Si tratta di una versione dimostrativa di transpointing windows in Xanadu, realizzata nel 1998 per il sistema operativo Windows95 da Ian Heath e Nelson stesso. Non vengono mostrati due testi paralleli, ma tre finestre di testo con linee diagonali che evidenziano visivamente i legami di ripresa testuale fra parti di tre blocchi di testo differenti (uno per finestra).


Finestra di Xanadu nella versione per Unix del 1999, con transpointing links
<http://www.cs.brown.edu/memex/ACM_HypertextTestbed/papers/60.html>

Nell’immagine che mostra le transpointing windows di Xanadu nella versione per il sistema operativo Unix realizzata nel 1999 da Ka-Ping Yee vengono mostrati due testi paralleli (due versioni della Dichiarazione d’indipendenza dei primi 13 stati americani) con una serie di transpointing links.
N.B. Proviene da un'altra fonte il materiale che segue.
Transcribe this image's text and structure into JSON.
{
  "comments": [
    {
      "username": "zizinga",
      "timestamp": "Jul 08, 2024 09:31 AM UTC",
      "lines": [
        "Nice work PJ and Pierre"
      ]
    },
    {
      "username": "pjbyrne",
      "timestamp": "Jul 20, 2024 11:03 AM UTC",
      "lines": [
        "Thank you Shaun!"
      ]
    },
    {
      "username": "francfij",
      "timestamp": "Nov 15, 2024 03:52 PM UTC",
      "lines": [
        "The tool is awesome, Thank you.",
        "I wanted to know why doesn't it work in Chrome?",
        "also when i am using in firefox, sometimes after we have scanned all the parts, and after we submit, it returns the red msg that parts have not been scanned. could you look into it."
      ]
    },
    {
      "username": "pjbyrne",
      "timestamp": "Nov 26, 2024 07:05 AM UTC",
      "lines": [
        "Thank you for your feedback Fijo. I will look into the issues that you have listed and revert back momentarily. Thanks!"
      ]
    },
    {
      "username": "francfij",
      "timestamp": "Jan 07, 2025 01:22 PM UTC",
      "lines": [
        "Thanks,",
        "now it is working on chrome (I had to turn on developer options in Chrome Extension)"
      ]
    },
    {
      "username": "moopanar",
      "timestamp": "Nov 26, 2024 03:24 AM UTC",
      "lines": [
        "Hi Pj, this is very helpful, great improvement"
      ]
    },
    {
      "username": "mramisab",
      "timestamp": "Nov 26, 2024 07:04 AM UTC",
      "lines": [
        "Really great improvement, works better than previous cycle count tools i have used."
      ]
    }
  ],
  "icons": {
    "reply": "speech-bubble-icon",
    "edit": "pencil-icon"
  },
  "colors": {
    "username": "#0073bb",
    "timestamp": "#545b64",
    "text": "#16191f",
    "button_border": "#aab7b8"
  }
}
Le sezioni in colore identificano segmenti di testo: medesimo colore significa corrispondenza di segmento testuale nelle due versioni; una linea diagonale che collega una sezione in colore del testo di sinistra con una sezione nel medesimo colore nel testo di destra evidenzia visivamente la corrispondenza già indicata dal colore e dalla somiglianza – o identità – dei segmenti di testo. La corrispondenza con l’immagine immaginata del mock-up è grande.

Nella descrizione di queste raffigurazioni del concetto di documenti paralleli ritornano le espressioni di Nelson, non traducibili in italiano, transpointing links e transpointing windows. Il tema complicato, che è forse la causa prima dell’arenarsi di Xanadu, è proprio quello espresso dal prefisso trans-. Un passo del documento B citato nel documento A non può essere trattato come inclusione, perché in tal caso perderebbe la sua identità di passo del documento B, non potrebbe rinviare, riportare al documento B di cui fa parte. Deve essere invece trattato come transclusione cioè come testo che pur trovandosi nel documento A non perde i suoi legami con il testo B [18]. Quindi un transpointing link è un collegamento (link) che indica una transclusione.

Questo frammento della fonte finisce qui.